Over the past few months, several US Department of Defence officials have announced their resignations after being at loggerheads with President Trump over a spate of sensitive issues, including those related to Ukraine.
The American magazine Foreign Policy has quoted unnamed sources as saying that as of next week, White House staffers will start interviewing political appointees at the US Department of Defence.
Washington called the upcoming 30-minute interviews “an opportunity for each appointee to discuss their career and interests for 2021 and beyond”, according to a White House email, seen by the magazine.
Chief Pentagon spokesperson Jonathan Rath Hoffman, for his part, told Foreign Policy that “these meetings were set up by DoD so that our political appointees could discuss second-term opportunities at the Department and throughout the [Trump] administration”.
The sources, in turn, said that senior Pentagon officials, including Defence Secretary Mark Esper, would not take part in the interviews which will most likely be used in order to root out those DoD officials who are not perceived as “sufficiently loyal” to President Donald Trump.
“I think the assumption is correct—aligned with Trump or you’re out”, one of the sources was cited by Foreign Policy as saying.
The remarks echoed those by former Pentagon policy chief Eric Edelman, who told the magazine that in his “30 years in government” he was “unaware of anything quite like this”, in an apparent nod to the interviews.

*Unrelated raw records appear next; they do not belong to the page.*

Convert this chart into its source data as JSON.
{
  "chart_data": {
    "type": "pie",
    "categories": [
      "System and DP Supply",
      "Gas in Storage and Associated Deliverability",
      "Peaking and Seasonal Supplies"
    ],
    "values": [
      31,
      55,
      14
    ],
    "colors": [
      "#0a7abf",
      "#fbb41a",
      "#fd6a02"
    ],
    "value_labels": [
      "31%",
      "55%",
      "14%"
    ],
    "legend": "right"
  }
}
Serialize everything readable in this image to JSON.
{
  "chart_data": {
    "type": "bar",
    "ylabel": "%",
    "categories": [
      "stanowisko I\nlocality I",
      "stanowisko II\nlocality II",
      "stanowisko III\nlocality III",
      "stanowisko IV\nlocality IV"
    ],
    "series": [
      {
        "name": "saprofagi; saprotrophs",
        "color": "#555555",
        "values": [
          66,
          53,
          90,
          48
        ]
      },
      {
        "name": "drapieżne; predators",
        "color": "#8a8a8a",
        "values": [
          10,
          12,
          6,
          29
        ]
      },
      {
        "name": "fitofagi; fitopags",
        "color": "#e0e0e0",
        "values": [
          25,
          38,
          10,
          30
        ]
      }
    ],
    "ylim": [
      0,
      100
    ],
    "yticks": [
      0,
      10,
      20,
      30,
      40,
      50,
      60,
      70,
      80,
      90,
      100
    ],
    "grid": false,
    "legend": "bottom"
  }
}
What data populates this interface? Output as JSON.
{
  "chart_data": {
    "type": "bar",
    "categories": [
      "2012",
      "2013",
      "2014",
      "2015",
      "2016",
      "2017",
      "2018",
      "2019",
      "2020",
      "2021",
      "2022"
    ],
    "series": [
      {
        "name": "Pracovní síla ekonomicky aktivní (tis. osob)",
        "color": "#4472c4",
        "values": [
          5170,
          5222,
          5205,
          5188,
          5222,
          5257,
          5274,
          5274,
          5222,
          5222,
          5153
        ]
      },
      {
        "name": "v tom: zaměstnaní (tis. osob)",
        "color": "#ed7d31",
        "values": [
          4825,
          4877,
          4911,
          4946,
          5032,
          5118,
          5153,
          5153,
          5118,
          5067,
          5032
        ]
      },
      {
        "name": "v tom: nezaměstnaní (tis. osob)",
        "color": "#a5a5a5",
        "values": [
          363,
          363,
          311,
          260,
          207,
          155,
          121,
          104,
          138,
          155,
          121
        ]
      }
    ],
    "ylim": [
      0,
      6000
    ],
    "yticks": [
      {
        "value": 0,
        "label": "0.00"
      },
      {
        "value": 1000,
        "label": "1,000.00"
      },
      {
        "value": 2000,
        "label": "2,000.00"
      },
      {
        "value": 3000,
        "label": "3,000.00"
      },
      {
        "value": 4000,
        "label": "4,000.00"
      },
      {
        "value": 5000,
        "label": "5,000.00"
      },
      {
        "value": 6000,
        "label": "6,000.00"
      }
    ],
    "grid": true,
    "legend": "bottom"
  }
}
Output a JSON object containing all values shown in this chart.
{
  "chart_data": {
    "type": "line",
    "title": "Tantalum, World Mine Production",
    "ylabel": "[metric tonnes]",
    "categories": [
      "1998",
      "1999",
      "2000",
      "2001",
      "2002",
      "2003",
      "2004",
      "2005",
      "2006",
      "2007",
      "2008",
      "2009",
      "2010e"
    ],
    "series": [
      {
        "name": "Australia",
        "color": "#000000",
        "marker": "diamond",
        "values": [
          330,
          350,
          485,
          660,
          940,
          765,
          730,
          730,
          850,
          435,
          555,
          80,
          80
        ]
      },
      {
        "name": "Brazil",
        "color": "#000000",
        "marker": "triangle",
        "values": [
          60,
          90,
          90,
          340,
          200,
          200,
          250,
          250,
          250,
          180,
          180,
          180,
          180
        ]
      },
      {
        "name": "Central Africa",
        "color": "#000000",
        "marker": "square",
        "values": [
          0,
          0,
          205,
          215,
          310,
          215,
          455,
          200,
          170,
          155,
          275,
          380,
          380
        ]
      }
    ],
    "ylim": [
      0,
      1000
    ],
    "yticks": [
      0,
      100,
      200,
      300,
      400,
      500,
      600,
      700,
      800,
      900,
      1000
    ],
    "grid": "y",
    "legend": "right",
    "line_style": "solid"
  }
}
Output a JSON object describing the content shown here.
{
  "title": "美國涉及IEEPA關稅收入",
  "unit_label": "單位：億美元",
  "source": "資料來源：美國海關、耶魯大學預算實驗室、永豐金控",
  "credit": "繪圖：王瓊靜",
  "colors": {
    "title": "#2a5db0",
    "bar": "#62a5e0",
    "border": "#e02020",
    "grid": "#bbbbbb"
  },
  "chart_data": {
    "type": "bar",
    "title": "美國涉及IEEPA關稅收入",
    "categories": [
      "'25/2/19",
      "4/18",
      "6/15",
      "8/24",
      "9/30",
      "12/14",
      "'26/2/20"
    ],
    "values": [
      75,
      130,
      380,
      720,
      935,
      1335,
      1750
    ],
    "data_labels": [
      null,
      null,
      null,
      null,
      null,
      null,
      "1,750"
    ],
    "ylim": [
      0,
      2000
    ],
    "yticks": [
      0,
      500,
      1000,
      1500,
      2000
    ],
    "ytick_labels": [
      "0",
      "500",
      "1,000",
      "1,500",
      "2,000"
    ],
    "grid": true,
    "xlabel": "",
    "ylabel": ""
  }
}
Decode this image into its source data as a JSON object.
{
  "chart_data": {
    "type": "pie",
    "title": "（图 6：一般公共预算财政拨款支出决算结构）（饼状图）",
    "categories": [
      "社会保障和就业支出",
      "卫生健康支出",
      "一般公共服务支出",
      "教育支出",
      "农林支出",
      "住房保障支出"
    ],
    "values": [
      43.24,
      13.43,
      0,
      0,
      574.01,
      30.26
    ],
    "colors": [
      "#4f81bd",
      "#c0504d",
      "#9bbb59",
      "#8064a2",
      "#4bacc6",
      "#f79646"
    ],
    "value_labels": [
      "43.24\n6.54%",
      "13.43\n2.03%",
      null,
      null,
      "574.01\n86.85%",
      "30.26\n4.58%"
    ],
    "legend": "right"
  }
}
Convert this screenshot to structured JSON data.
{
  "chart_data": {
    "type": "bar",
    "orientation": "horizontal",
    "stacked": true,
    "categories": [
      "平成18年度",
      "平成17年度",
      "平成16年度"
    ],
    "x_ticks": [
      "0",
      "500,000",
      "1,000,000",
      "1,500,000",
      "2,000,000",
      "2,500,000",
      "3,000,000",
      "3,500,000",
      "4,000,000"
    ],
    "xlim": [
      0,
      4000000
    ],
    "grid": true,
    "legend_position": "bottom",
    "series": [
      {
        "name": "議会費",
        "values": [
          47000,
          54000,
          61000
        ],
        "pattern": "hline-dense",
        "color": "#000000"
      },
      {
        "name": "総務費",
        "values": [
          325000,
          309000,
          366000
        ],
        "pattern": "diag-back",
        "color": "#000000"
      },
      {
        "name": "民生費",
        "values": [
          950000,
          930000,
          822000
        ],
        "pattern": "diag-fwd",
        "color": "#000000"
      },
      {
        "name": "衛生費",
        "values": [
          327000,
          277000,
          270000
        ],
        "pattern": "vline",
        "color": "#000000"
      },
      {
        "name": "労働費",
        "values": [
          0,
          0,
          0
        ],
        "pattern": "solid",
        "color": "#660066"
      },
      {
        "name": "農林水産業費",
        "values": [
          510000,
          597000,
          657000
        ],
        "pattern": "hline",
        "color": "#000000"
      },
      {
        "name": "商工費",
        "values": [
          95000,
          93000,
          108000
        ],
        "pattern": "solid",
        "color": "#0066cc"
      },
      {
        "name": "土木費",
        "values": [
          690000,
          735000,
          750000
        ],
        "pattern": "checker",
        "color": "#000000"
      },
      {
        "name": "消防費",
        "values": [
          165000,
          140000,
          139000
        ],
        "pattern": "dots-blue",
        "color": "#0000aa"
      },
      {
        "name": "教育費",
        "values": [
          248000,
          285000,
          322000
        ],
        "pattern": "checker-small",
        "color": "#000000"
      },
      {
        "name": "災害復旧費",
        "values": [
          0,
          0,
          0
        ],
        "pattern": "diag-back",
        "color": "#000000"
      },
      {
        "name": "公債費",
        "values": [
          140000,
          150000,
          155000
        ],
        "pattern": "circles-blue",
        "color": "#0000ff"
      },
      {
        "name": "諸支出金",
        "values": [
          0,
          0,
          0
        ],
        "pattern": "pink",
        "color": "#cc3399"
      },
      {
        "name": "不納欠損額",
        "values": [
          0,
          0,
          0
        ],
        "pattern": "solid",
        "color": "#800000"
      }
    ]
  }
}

Ex-Pentagon official Jim Townsend, for his part, argued that “it’s fair that you want to do an evaluation of the appointees and current roles” but that he had “never heard of anyone doing a political litmus test between one term and the next”, something that Townsend said is “very odd”.
“What this White House personnel office is looking for is not people who are good for the job with the right expertise but complete loyalists […] regardless of whether they’re fit for the job”, he asserted.
The news of the forthcoming interviews comes after recent resignations by DoD officials who were seen as disloyal to Trump, among them Kathryn Wheelbarger, who served as assistant secretary of defence for international security affairs.
AFP 2020 / KHALED DESOUKI
They also included Deputy Under Secretary of Defence (Comptroller) Elaine McCusker, who stepped down after she raised concerns about the legality of the Ukraine military aid being held up by the Trump administration, an issue that finally prompted impeachment proceedings against President Trump last year.
Ukraine-related issues also resulted in the resignation of Pentagon policy chief John Rood in February.
In late December 2018, then-Defence Secretary Jim Mattis moved to stand down, citing in a resignation letter, that Trump needed to find a Pentagon chief whose views were more aligned with those of POTUS.